As we explain in the brief, the district court’s decision presents a serious threat to free expression on college campuses because universities regularly attempt to threaten speech with facially viewpoint-neutral rules:
As appellants point out, the district court’s opinion “drew a roadmap for immunizing censorship” of almost any speech on any Campus.” In FIRE’s experience, universities will take advantage of any rationale they can to suppress unpopular or controversial speech, particularly given the well-established constitutional infirmity of explicitly viewpoint-discriminatory speech codes. If a university is free to employ viewpoint-neutral regulations in an obviously pretextual way to silence controversial speech, then no speech is safe from censorship. We know this to be true because universities attempt to do so all the time.

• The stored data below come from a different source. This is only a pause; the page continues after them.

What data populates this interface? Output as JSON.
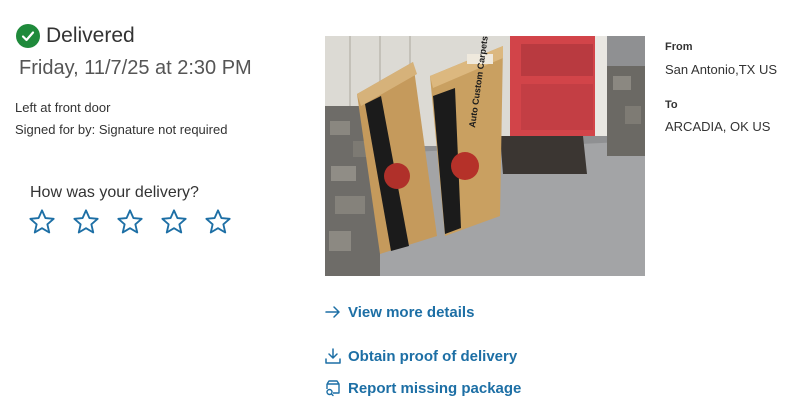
{
  "status": {
    "label": "Delivered",
    "date": "Friday, 11/7/25 at 2:30 PM",
    "left_at": "Left at front door",
    "signed_for": "Signed for by: Signature not required",
    "accent_color": "#1f8a3b"
  },
  "rating": {
    "question": "How was your delivery?",
    "max_stars": 5,
    "selected": 0,
    "star_color": "#1d6fa5"
  },
  "photo": {
    "box_label": "Auto Custom Carpets, Inc."
  },
  "actions": {
    "view_details": "View more details",
    "proof": "Obtain proof of delivery",
    "report_missing": "Report missing package",
    "link_color": "#1d6fa5"
  },
  "shipment": {
    "from_label": "From",
    "from_value": "San Antonio,TX US",
    "to_label": "To",
    "to_value": "ARCADIA, OK US"
  },
  "icons": [
    "check-circle-icon",
    "star-outline-icon",
    "arrow-right-icon",
    "download-icon",
    "search-package-icon"
  ]
}
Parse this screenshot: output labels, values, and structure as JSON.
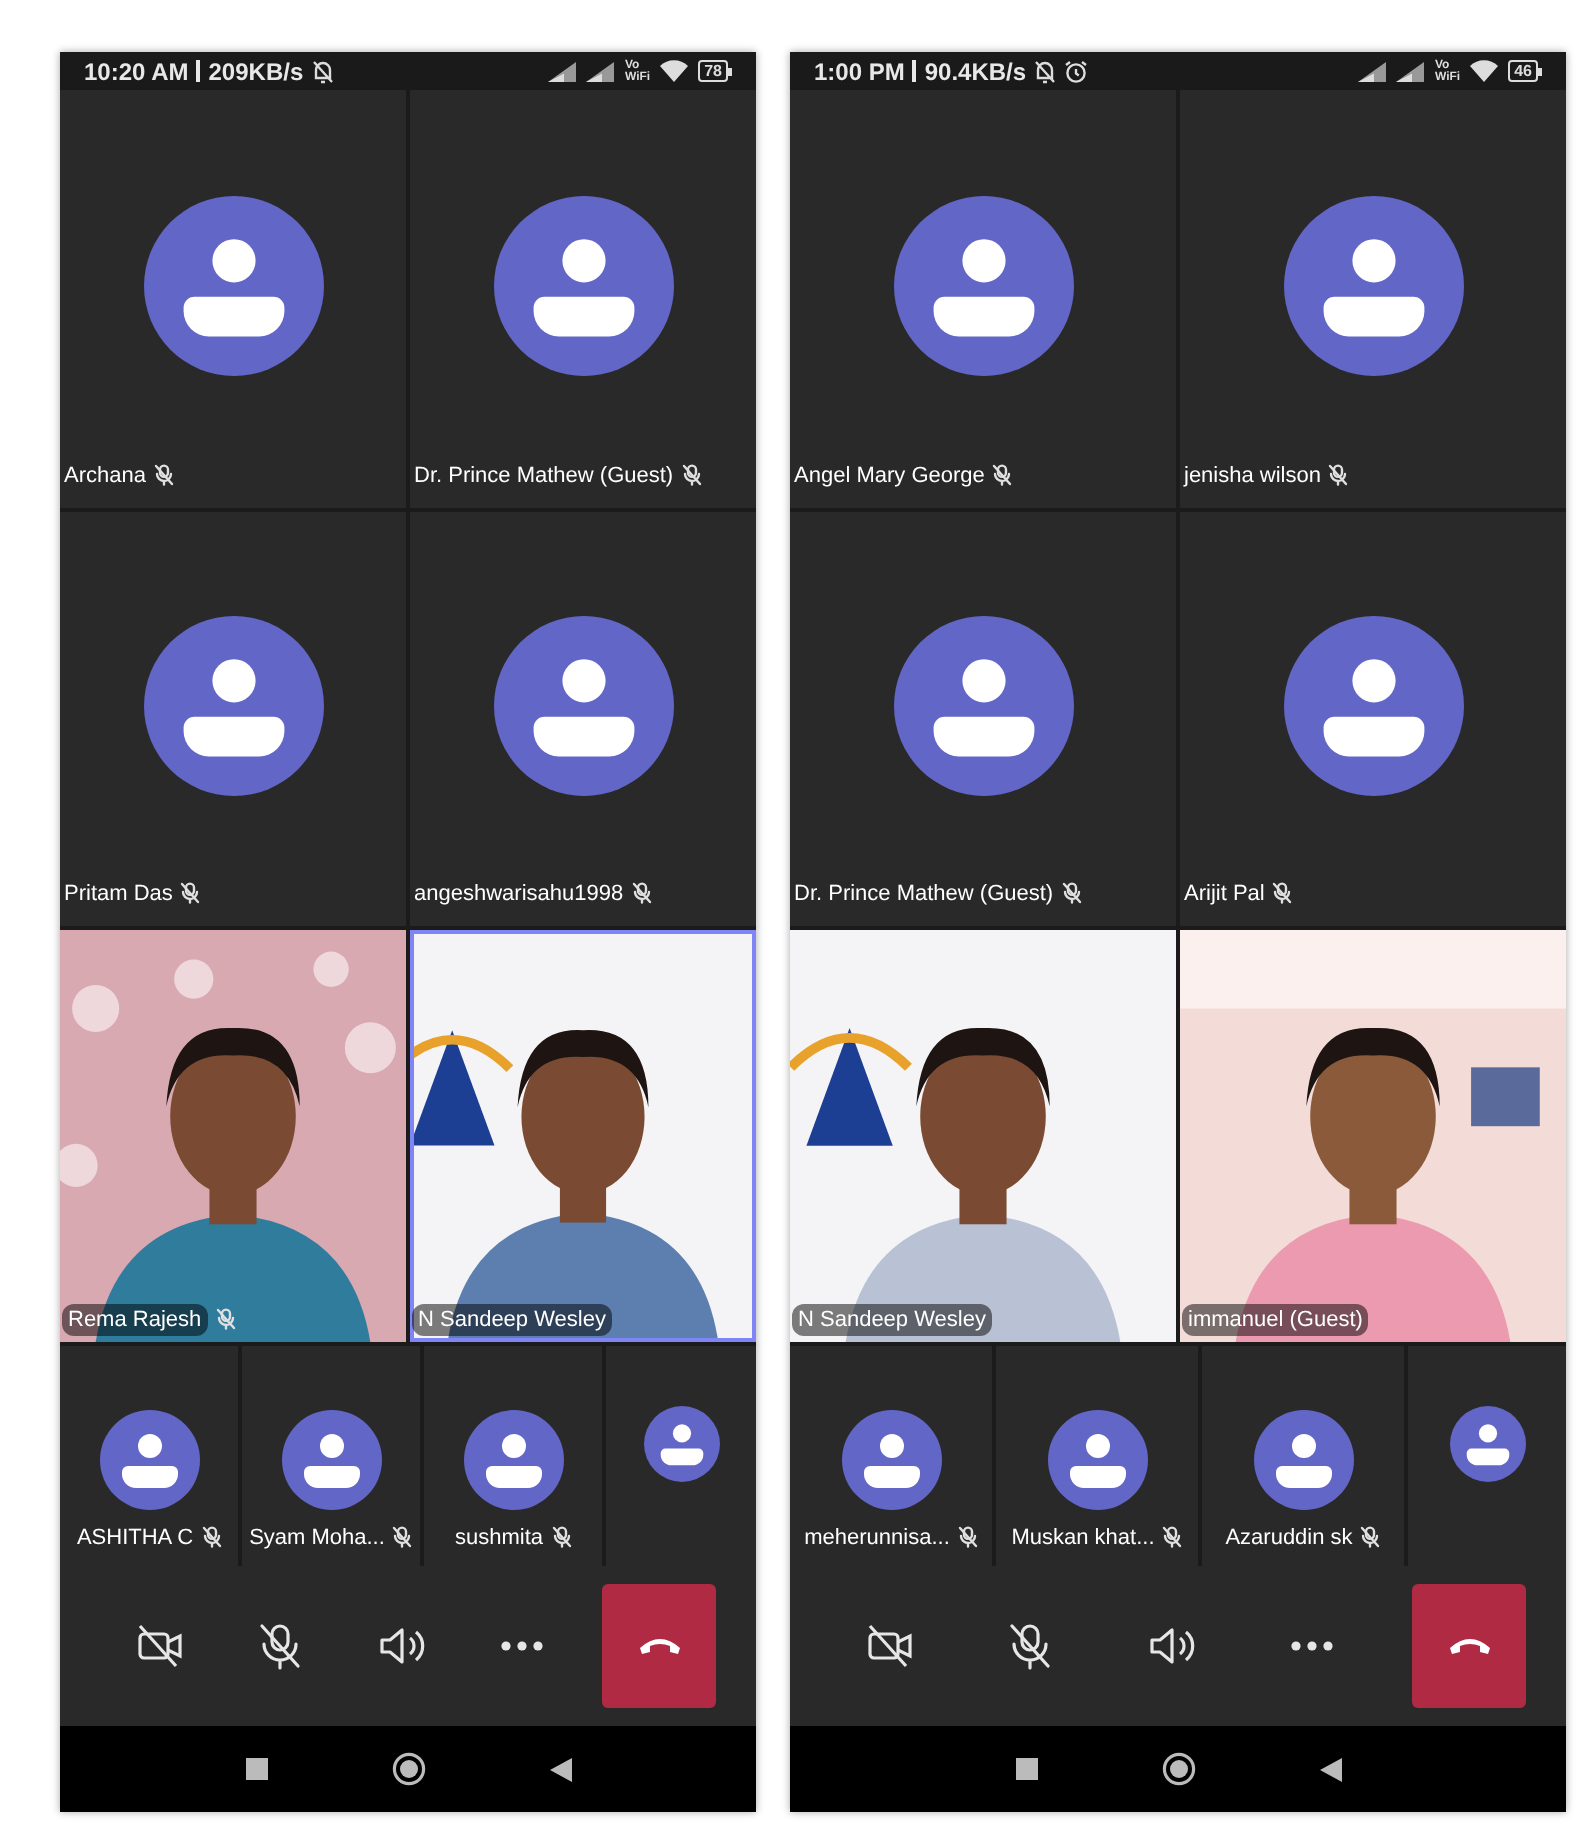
{
  "phones": [
    {
      "status_bar": {
        "time": "10:20 AM",
        "speed": "209KB/s",
        "alarm": false,
        "vowifi": [
          "Vo",
          "WiFi"
        ],
        "battery": "78"
      },
      "tiles": [
        {
          "name": "Archana",
          "muted": true
        },
        {
          "name": "Dr. Prince Mathew (Guest)",
          "muted": true
        },
        {
          "name": "Pritam Das",
          "muted": true
        },
        {
          "name": "angeshwarisahu1998",
          "muted": true
        }
      ],
      "video_tiles": [
        {
          "kind": "picture",
          "name": "Rema Rajesh",
          "muted": true,
          "active": false
        },
        {
          "kind": "picture",
          "name": "N Sandeep Wesley",
          "muted": false,
          "active": true
        }
      ],
      "strip": [
        {
          "kind": "named",
          "name": "ASHITHA C",
          "muted": true
        },
        {
          "kind": "named",
          "name": "Syam Moha...",
          "muted": true
        },
        {
          "kind": "named",
          "name": "sushmita",
          "muted": true
        },
        {
          "kind": "partial"
        }
      ]
    },
    {
      "status_bar": {
        "time": "1:00 PM",
        "speed": "90.4KB/s",
        "alarm": true,
        "vowifi": [
          "Vo",
          "WiFi"
        ],
        "battery": "46"
      },
      "tiles": [
        {
          "name": "Angel Mary George",
          "muted": true
        },
        {
          "name": "jenisha wilson",
          "muted": true
        },
        {
          "name": "Dr. Prince Mathew (Guest)",
          "muted": true
        },
        {
          "name": "Arijit Pal",
          "muted": true
        }
      ],
      "video_tiles": [
        {
          "kind": "picture",
          "name": "N Sandeep Wesley",
          "muted": false,
          "active": false
        },
        {
          "kind": "picture",
          "name": "immanuel (Guest)",
          "muted": false,
          "active": false
        }
      ],
      "strip": [
        {
          "kind": "named",
          "name": "meherunnisa...",
          "muted": true
        },
        {
          "kind": "named",
          "name": "Muskan khat...",
          "muted": true
        },
        {
          "kind": "named",
          "name": "Azaruddin sk",
          "muted": true
        },
        {
          "kind": "partial"
        }
      ]
    }
  ]
}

The district court’s decision is inconsistent with a large body of precedent that says, in fact, a court can analyze whether a viewpoint-neutral decision is a pretext designed to hide a targeted effort to censor, and should do so when the primary effect of that decision is to disadvantage certain speakers more than others. As we explain in the brief:
The opinion below describes the [changed funding policy] as “a content neutral policy of general applicability affecting all RSOs seeking media publication funds.” This reasoning simply ignores that only media publications were impacted by the rule of supposedly “general applicability.” The Supreme Court has routinely rejected purportedly generally-applicable laws intended to have an adverse effect on media…. Following the district court’s reasoning, a university could pass a rule prohibiting the observance of Catholicism; instead of recognizing it as a targeted suppression of a
First Amendment right, a school could meet the district court’s standard by describing its discriminatory rule as “a neutral policy of general applicability affecting all students seeking to take communion.”
FIRE’s brief was filed by Jean-Paul Jassy and Kevin L. Vick of Jassy Vick Carolan LLP, and we thank them for their generous assistance.
We hope that our experience with university attempts to censor student speech provides perspective to the Ninth Circuit and that the appellate court decides to hear out The Koala’s appeal. The alternative would be to leave in place a ruling that functionally leaves student publications in Southern California vulnerable to the crudest forms of censorship.